Q: How can I add more plant-based protein to this tabbouleh
A: This tabbouleh is already a great source of plant-based protein from the bulgur wheat. To boost it even further, simply add a can of rinsed and drained chickpeas as suggested in the Pro-Tips. A sprinkle of toasted pumpkin seeds or hemp hearts would also be a delicious, protein-rich addition.

Q: Can I make this tabbouleh recipe gluten-free
A: Absolutely!

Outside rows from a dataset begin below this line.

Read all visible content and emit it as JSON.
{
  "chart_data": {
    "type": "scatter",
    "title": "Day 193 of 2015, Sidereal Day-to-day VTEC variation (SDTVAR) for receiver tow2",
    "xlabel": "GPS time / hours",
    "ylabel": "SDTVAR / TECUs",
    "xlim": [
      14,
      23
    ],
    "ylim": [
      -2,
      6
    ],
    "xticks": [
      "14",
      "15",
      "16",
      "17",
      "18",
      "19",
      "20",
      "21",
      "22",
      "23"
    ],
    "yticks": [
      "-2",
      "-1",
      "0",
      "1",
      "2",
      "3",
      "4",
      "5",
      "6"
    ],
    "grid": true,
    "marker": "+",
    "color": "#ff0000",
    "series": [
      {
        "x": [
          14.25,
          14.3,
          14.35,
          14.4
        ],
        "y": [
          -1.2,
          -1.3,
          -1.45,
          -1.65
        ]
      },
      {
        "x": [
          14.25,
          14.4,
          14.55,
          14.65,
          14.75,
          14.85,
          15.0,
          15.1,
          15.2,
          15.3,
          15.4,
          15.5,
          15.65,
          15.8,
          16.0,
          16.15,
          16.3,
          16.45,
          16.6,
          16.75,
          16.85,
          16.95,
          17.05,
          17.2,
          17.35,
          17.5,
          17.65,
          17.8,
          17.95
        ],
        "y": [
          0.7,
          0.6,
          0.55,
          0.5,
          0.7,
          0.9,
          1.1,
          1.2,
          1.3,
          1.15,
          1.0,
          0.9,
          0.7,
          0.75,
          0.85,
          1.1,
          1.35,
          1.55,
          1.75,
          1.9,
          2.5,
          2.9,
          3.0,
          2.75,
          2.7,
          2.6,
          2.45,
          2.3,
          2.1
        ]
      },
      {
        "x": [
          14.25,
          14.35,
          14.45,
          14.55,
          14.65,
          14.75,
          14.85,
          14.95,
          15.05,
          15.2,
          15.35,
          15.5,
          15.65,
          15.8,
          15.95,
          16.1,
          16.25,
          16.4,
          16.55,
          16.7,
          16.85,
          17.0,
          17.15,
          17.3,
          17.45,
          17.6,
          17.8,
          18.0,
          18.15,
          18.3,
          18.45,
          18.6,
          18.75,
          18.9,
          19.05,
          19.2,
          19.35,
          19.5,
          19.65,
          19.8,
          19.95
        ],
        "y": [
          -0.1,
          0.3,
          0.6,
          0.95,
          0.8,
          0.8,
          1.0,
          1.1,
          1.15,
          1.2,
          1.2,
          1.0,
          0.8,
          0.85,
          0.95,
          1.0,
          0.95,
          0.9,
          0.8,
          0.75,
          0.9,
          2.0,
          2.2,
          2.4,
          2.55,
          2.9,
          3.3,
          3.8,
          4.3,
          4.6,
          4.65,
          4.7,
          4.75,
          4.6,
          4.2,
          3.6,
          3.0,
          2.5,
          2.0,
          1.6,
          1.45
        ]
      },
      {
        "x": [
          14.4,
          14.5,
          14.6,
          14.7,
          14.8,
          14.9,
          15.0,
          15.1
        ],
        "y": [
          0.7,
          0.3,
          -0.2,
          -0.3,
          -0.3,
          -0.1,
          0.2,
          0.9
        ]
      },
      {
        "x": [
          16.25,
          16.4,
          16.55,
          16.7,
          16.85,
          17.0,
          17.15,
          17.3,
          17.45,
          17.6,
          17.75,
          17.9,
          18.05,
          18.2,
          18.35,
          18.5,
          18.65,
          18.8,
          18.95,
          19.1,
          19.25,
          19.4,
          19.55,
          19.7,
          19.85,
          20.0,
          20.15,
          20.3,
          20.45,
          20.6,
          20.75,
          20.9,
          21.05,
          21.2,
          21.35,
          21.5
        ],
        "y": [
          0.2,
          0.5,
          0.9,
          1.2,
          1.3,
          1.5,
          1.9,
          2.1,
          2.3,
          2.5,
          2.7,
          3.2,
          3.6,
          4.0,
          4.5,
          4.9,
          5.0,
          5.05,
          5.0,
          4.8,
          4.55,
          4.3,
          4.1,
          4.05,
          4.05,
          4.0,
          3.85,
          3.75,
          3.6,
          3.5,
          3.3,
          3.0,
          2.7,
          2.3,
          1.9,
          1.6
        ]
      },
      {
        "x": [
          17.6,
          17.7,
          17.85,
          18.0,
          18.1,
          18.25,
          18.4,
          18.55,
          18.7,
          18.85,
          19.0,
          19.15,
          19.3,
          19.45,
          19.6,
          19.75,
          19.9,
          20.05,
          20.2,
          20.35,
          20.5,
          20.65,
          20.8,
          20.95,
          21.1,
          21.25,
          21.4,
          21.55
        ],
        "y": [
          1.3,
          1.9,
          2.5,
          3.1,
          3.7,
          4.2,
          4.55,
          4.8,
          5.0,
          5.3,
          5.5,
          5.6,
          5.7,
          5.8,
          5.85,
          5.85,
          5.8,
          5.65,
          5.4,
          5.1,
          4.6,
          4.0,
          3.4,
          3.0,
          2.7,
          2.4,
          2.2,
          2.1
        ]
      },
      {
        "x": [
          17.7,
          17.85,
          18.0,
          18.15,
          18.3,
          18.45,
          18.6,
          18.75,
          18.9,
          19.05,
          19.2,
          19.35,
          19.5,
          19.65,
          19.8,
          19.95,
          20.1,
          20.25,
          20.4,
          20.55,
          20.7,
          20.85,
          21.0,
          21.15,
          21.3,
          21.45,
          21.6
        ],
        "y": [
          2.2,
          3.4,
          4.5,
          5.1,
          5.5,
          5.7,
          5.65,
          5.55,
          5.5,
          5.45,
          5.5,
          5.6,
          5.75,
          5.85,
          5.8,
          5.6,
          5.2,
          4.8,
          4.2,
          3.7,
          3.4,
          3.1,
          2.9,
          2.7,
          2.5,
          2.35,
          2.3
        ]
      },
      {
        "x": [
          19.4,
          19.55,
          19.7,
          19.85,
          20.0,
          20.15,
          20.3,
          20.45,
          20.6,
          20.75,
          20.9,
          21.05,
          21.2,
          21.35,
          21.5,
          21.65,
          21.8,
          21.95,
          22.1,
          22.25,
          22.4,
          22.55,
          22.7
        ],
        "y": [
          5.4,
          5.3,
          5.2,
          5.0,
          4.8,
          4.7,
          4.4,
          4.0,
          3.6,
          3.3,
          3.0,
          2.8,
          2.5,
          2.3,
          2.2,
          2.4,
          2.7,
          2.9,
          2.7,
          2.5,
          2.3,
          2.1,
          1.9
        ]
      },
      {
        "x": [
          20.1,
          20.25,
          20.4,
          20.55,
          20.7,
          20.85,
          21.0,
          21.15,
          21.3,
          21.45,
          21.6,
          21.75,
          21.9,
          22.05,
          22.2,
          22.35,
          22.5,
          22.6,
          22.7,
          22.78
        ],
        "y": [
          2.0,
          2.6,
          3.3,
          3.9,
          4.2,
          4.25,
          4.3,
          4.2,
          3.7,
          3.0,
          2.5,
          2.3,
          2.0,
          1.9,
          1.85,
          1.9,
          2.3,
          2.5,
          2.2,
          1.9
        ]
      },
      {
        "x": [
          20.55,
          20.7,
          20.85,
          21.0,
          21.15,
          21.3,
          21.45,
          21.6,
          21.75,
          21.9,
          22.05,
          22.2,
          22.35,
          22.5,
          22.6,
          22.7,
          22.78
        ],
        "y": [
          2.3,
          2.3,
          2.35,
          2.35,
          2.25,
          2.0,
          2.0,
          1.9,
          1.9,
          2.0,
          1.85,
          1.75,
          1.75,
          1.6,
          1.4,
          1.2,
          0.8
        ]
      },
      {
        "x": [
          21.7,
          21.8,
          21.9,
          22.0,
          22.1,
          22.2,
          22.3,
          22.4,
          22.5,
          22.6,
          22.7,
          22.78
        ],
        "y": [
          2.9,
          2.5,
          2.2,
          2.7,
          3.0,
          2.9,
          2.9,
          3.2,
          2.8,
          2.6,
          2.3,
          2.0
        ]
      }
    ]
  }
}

To create a gluten-free version, substitute the bulgur wheat with an equal amount of cooked quinoa. Quinoa has a wonderful texture and nutty flavor that works beautifully in this hearty salad. Just be sure to let the quinoa cool completely before mixing it with the other ingredients.

Q: How long does this vegetarian tabbouleh last in the fridge
A: This tabbouleh is perfect for meal prep! It will last for up to 4 days when stored in an airtight container in the refrigerator. The flavors meld and become even more delicious overnight, making it an ideal make-ahead lunch. Keep the lettuce leaves separate until serving to ensure they stay crisp.

Q: Is this tabbouleh recipe vegan
A: Yes, the core recipe is completely vegan as it contains no animal products. It’s a fantastic plant-based meal. If you choose to add the optional feta cheese for a salty kick, it would then become a vegetarian dish.